Вход/Регистрация
Похищение Европы
вернуться

Водолазкин Евгений Германович

Шрифт:

Князь растерянно улыбнулся и замолчал. По-моему, Настин жест его озадачил. И когда уже стало казаться, что мысль потеряна князем безвозвратно, он вернулся к ней с прежним напором.

— Несмотря на внешнюю обобществленность жизни в Советском Союзе, русский по сути своей — существо очень персональное. Он сам по себе, он самодостаточен. Посмотрите, как мало интересуются здесь друг другом люди русской диаспоры, сравните их с другими эмигрантами. Я думаю, что и к коммунистической, если угодно — коммунальной катастрофе нас привел как раз избыток персонализма. Качество, выраженное слишком ярко, на какое-то время рискует обратиться в свою противоположность. Но оно возвращается, Билл, — со всеми своими плюсами и минусами. Так что не расстраивайтесь: не исключено, что и мы приблизимся к вашим стандартам.

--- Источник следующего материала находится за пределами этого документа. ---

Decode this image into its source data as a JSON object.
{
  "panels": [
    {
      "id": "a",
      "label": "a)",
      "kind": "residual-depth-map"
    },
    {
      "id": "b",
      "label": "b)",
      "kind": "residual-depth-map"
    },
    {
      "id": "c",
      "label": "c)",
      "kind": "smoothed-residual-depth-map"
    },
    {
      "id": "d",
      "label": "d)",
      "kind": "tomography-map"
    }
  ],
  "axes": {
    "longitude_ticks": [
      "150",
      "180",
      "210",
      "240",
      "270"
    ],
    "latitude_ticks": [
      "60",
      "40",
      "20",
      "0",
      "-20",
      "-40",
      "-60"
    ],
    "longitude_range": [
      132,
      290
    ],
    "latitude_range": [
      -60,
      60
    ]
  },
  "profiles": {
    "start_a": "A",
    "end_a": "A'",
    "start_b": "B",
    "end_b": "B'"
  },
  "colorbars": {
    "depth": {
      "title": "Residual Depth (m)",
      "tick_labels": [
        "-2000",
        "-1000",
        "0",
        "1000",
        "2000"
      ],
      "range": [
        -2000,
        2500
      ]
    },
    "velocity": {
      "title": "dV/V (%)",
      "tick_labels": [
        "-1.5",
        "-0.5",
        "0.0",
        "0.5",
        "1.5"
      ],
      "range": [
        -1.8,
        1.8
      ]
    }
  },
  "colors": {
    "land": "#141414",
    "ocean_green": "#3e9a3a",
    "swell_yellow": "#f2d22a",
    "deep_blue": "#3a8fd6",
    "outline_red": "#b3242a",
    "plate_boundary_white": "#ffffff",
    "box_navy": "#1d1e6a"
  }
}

— А я и не расстраиваюсь. Нашим стандартам по большому счету безразлично, приблизитесь вы к ним или нет. Меня удивляет другое. В вашем изложении почему-то получается так, что ваша замечательная духовность возникает исключительно из неприятностей, она постоянно требует какого-то внешнего давления, проистекает из вас, как сок из механического пресса. Что же это за духовность такая, что не может проявляться в естественных обстоятельствах?

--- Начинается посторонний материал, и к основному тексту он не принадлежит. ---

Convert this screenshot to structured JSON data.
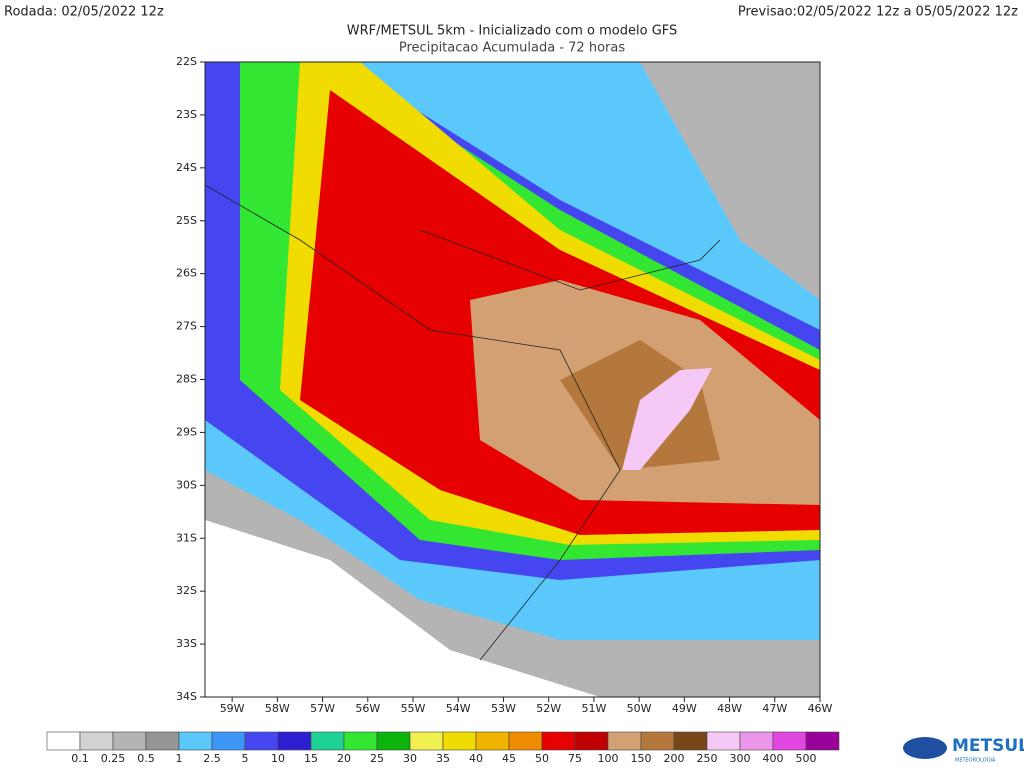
{
  "header": {
    "run": "Rodada: 02/05/2022 12z",
    "forecast": "Previsao:02/05/2022 12z a 05/05/2022 12z",
    "title": "WRF/METSUL 5km - Inicializado com o modelo GFS",
    "subtitle": "Precipitacao Acumulada - 72 horas"
  },
  "map": {
    "xlim": [
      -59.6,
      -46
    ],
    "ylim": [
      -34,
      -22
    ],
    "lat_ticks": [
      {
        "value": -22,
        "label": "22S"
      },
      {
        "value": -23,
        "label": "23S"
      },
      {
        "value": -24,
        "label": "24S"
      },
      {
        "value": -25,
        "label": "25S"
      },
      {
        "value": -26,
        "label": "26S"
      },
      {
        "value": -27,
        "label": "27S"
      },
      {
        "value": -28,
        "label": "28S"
      },
      {
        "value": -29,
        "label": "29S"
      },
      {
        "value": -30,
        "label": "30S"
      },
      {
        "value": -31,
        "label": "31S"
      },
      {
        "value": -32,
        "label": "32S"
      },
      {
        "value": -33,
        "label": "33S"
      },
      {
        "value": -34,
        "label": "34S"
      }
    ],
    "lon_ticks": [
      {
        "value": -59,
        "label": "59W"
      },
      {
        "value": -58,
        "label": "58W"
      },
      {
        "value": -57,
        "label": "57W"
      },
      {
        "value": -56,
        "label": "56W"
      },
      {
        "value": -55,
        "label": "55W"
      },
      {
        "value": -54,
        "label": "54W"
      },
      {
        "value": -53,
        "label": "53W"
      },
      {
        "value": -52,
        "label": "52W"
      },
      {
        "value": -51,
        "label": "51W"
      },
      {
        "value": -50,
        "label": "50W"
      },
      {
        "value": -49,
        "label": "49W"
      },
      {
        "value": -48,
        "label": "48W"
      },
      {
        "value": -47,
        "label": "47W"
      },
      {
        "value": -46,
        "label": "46W"
      }
    ]
  },
  "colorbar": {
    "labels": [
      0.1,
      0.25,
      0.5,
      1,
      2.5,
      5,
      10,
      15,
      20,
      25,
      30,
      35,
      40,
      45,
      50,
      75,
      100,
      150,
      200,
      250,
      300,
      400,
      500
    ],
    "colors": [
      "#ffffff",
      "#d2d2d2",
      "#b4b4b4",
      "#969696",
      "#5ac8fa",
      "#3c96f5",
      "#4646f0",
      "#2d1ed2",
      "#1ed296",
      "#32e632",
      "#0ab40a",
      "#f0f050",
      "#f0dc00",
      "#f0b400",
      "#f08c00",
      "#e60000",
      "#c00000",
      "#d2a073",
      "#b4783c",
      "#784619",
      "#f5c8f5",
      "#eb96eb",
      "#e146e1",
      "#9b009b"
    ]
  },
  "logo": {
    "name": "METSUL",
    "tagline": "METEOROLOGIA"
  }
}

— А вам не приходило в голову, что, собственно, и расцвет христианства приходился на время гонений? Так что мы имеем дело вовсе не с русской особенностью. Но я-то хотел сказать совсем о другом. То, что вам кажется советским кошмаром, несло с собой нечто такое, что этот кошмар компенсировало. История не одномерна. Вы спорите со мной, будучи уверенным в том, что в истории есть правильные и неправильные пути, а я вам говорю: нет, это не так. У истории вообще нет ни путей, ни целей: она никуда не стремится. История — это всего лишь наша среда обитания, что-то вроде воды для рыб, место, где личность себя осуществляет. — Князь побарабанил пальцами по скатерти. — Бывает, конечно, что вода уходит, и остается лишь ловить ртом воздух, но это ведь редкость.

Кстати, о рыбах. Из всех находившихся за княжеским столом самыми тихими гостями были я и Валентина: до сих пор мы не произнесли ни одного слова. Валентина сидела в блестящей на локтях кофте, набросив на плечи пуховый платок. От нее пахло утюгом, дешевой парфюмерией и чем-то еще, столь же трогательным, сколь и старомодным. Ее лицо выражало спокойную торжественность. Наброшенный платок локализовал Валентину в пространстве, очерчивал границы ее полного и несколько бесформенного тела (я вообще заметил, что полные женщины обнаруживают склонность к платкам), сообщая ей при этом какую-то особую неподвижность, почти монументальность. В этот вечер Валентина вставала лишь однажды. Из медного, наподобие ковша, сосуда она подлила в лампаду масла. В русско-американских прениях Валентина поддерживала, естественно, князя и выражала свое молчаливое одобрение всякий раз, как он начинал говорить. Она смотрела на него не отрываясь и порой кивала не в такт, из чего следовало, что одобрение немецких речей князя основывалось исключительно на ее доверии к нему.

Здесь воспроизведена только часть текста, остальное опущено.